A single petabyte of data is estimated to be the equivalent of 500 billion pages of standard text. It’s safe to say, then, that with access to more than 65 petabytes of genomic sequencing data, DNAnexus and its data analytics tools could provide a pretty powerful boost to drug and diagnostic developers around the world.
That’s the California-based company’s aim, and the selling point that recently garnered it a funding round totaling $200 million.
The financing came from several of DNAnexus’ existing investors, including Alphabet’s venture arm GV, Northpond Ventures, Perceptive Advisors, Innovatus Capital Partners and Foresite Capital. The round was led by Blackstone Growth.
“The funding enables us to accelerate our product roadmap to meet the global demand for technologies harnessing the power of biomedical data and driving precision medicine forward,” Richard Daly, the company’s chief executive, said in a statement.
Stops on that roadmap include DNAnexus’ plans to expand the international reach of its data analytics platform.

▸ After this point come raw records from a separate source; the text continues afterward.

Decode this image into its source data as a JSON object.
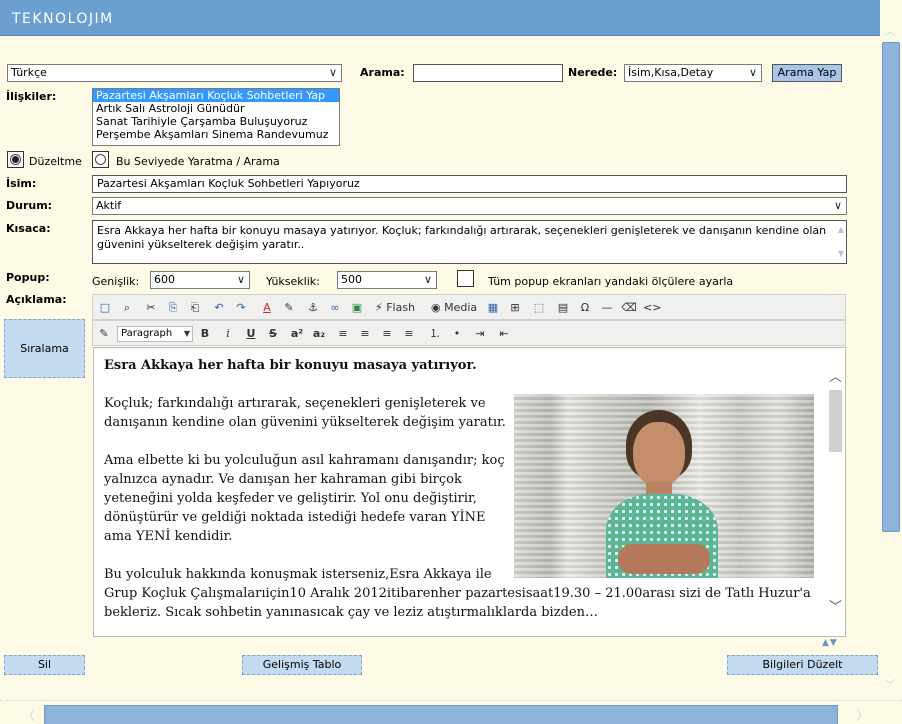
{
  "app": {
    "logo": "TEKNOLOJIM"
  },
  "search": {
    "language_value": "Türkçe",
    "arama_label": "Arama:",
    "arama_value": "",
    "nerede_label": "Nerede:",
    "nerede_value": "İsim,Kısa,Detay",
    "button": "Arama Yap"
  },
  "relations": {
    "label": "İlişkiler:",
    "items": [
      "Pazartesi Akşamları Koçluk Sohbetleri Yap",
      "Artık Salı Astroloji Günüdür",
      "Sanat Tarihiyle Çarşamba Buluşuyoruz",
      "Perşembe Akşamları Sinema Randevumuz"
    ],
    "selected_index": 0
  },
  "mode": {
    "edit_label": "Düzeltme",
    "edit_selected": true,
    "create_label": "Bu Seviyede Yaratma / Arama"
  },
  "form": {
    "name_label": "İsim:",
    "name_value": "Pazartesi Akşamları Koçluk Sohbetleri Yapıyoruz",
    "status_label": "Durum:",
    "status_value": "Aktif",
    "summary_label": "Kısaca:",
    "summary_value": "Esra Akkaya her hafta bir konuyu masaya yatırıyor. Koçluk; farkındalığı artırarak, seçenekleri genişleterek ve danışanın kendine olan güvenini yükselterek değişim yaratır..",
    "popup_label": "Popup:",
    "width_label": "Genişlik:",
    "width_value": "600",
    "height_label": "Yükseklik:",
    "height_value": "500",
    "apply_all_label": "Tüm popup ekranları yandaki ölçülere ayarla",
    "description_label": "Açıklama:"
  },
  "side": {
    "sort_button": "Sıralama"
  },
  "toolbar": {
    "row1": [
      "□",
      "⌕",
      "✂",
      "⎘",
      "⎗",
      "↶",
      "↷",
      "A",
      "✎",
      "⚓",
      "∞",
      "▣"
    ],
    "flash_label": "Flash",
    "media_label": "Media",
    "row1b": [
      "▦",
      "⊞",
      "⬚",
      "▤",
      "Ω",
      "—",
      "⌫",
      "<>"
    ],
    "paragraph_value": "Paragraph",
    "row2": [
      "B",
      "i",
      "U",
      "S",
      "a²",
      "a₂",
      "≡",
      "≡",
      "≡",
      "≡",
      "⒈",
      "•",
      "⇥",
      "⇤"
    ]
  },
  "editor": {
    "lead": "Esra Akkaya her hafta bir konuyu masaya yatırıyor.",
    "p1": "Koçluk; farkındalığı artırarak, seçenekleri genişleterek ve danışanın kendine olan güvenini yükselterek değişim yaratır.",
    "p2": "Ama elbette ki bu yolculuğun asıl kahramanı danışandır; koç yalnızca aynadır. Ve danışan her kahraman gibi birçok yeteneğini yolda keşfeder ve geliştirir. Yol onu değiştirir, dönüştürür ve geldiği noktada istediği hedefe varan YİNE ama YENİ kendidir.",
    "p3": "Bu yolculuk hakkında konuşmak isterseniz,Esra Akkaya ile Grup Koçluk Çalışmalarıiçin10 Aralık 2012itibarenher pazartesisaat19.30 – 21.00arası sizi de Tatlı Huzur'a bekleriz. Sıcak sohbetin yanınasıcak çay ve leziz atıştırmalıklarda bizden…"
  },
  "footer": {
    "delete_button": "Sil",
    "advanced_table_button": "Gelişmiş Tablo",
    "save_button": "Bilgileri Düzelt"
  },
  "colors": {
    "header": "#6a9fd0",
    "background": "#fdfbe6",
    "button": "#a8c6e8",
    "selected": "#3399ff"
  }
}
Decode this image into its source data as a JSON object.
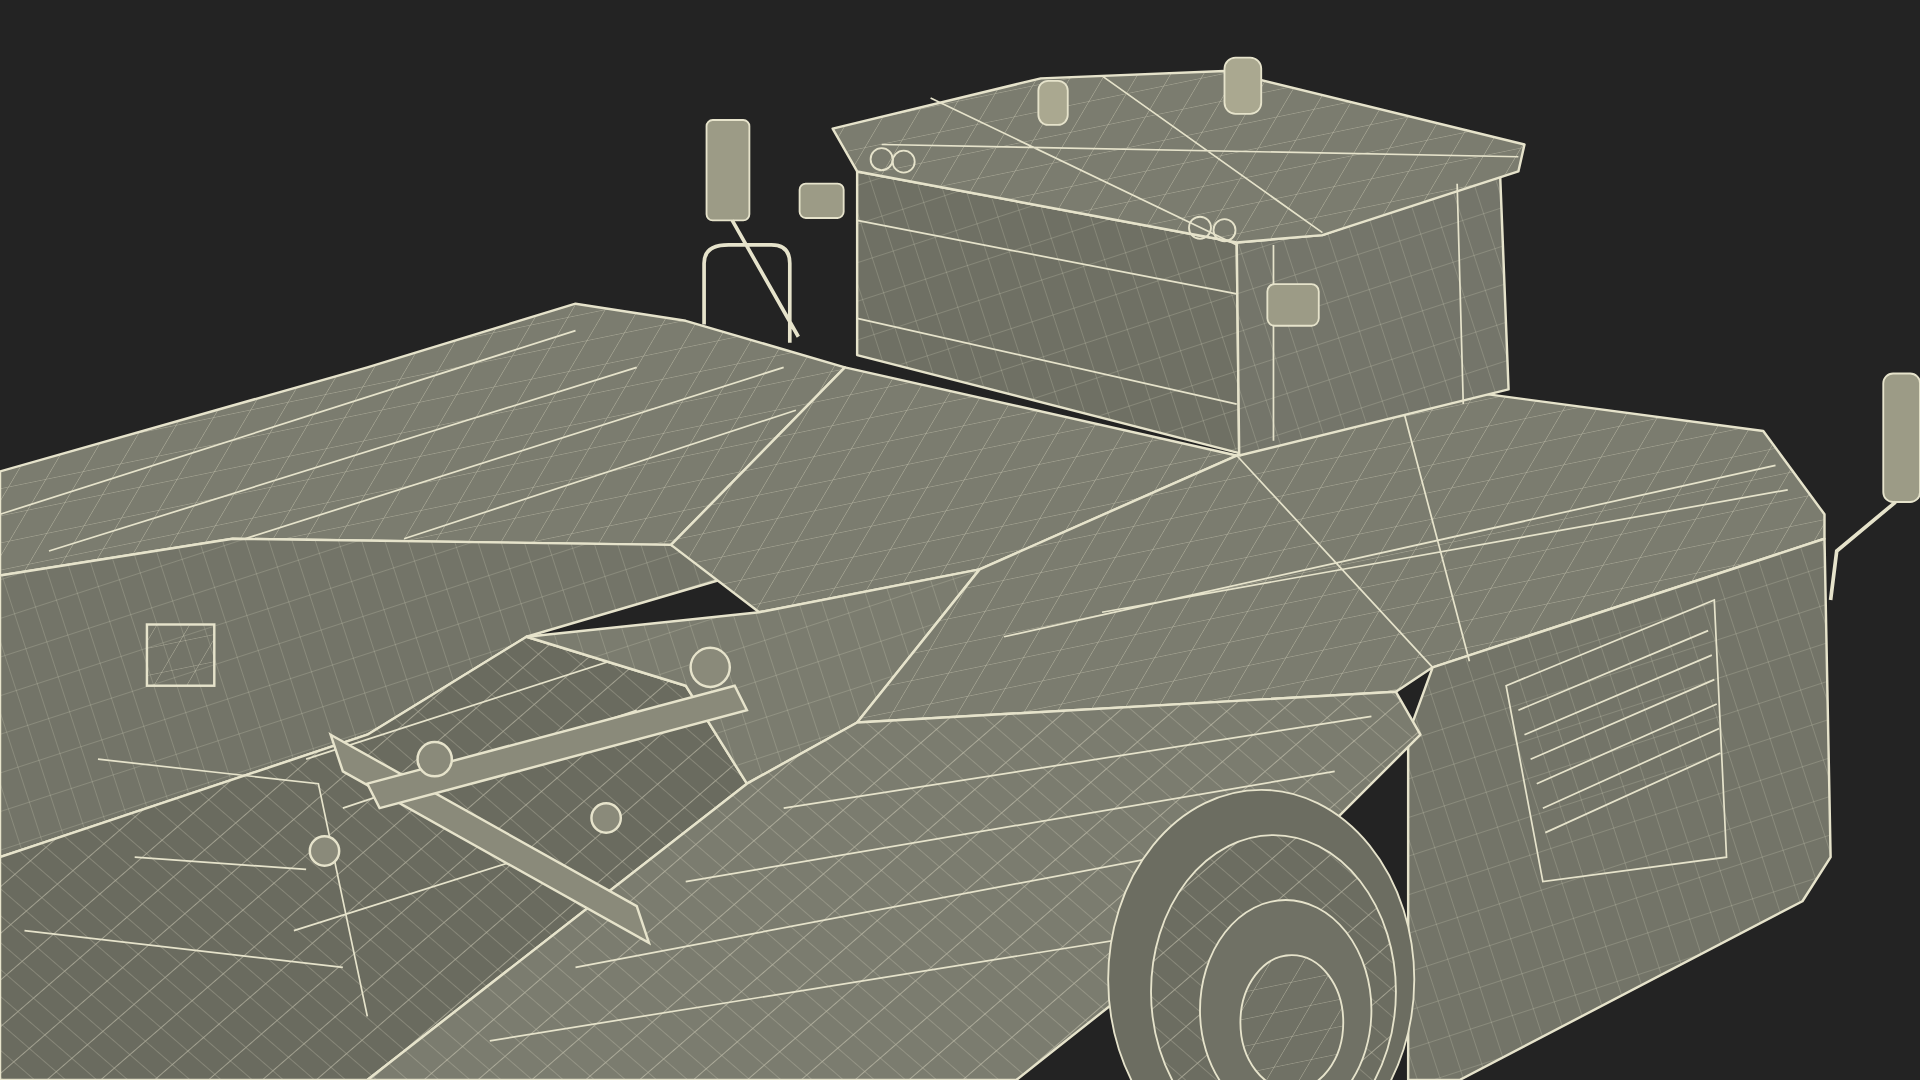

It’ll also continue building out the technology, adding new artificial intelligence- and machine learning-based tools to improve its analytical abilities.
The platform uses those and other tools to rapidly sift through massive compendiums of genomic, transcriptomic, proteomic, metabolomic and clinical data. It’s marketed to drug and diagnostic test makers, who can use the resulting analyses to improve their R&D efforts and, in turn, fine-tune their precision medicine offerings.
So far, according to DNAnexus, the platform is used by seven of the world’s top 10 pharmaceutical companies and eight of the 10 biggest diagnostics developers—to single out just a few of its more than 12,000 total users located in four dozen countries across the globe.
In addition to its own platform—which has reached that 65-plus petabyte total through consistent growth of about 70% each year since 2015—DNAnexus also shares its analytics tools with the UK Biobank and the FDA. The U.S. regulator, for example, uses DNAnexus’ technology to power the precisionFDA platform, which allows researchers, reviewers and private-sector sponsors to access and more closely examine genomic data included in FDA submissions.
The $200 million fundraise significantly pumps up DNAnexus’ valuation, with Bloomberg reporting that the startup is now valued at about $600 million.
The round brings DNAnexus’ lifetime financing total to nearly $475 million since it spun out of Stanford University more than a decade ago. Prior to this month’s haul, it raked in another $100 million in June 2020 from a group of new and existing investors that was led by Perceptive Advisors and Northpond Ventures and also included GV, Regeneron Pharmaceuticals and more.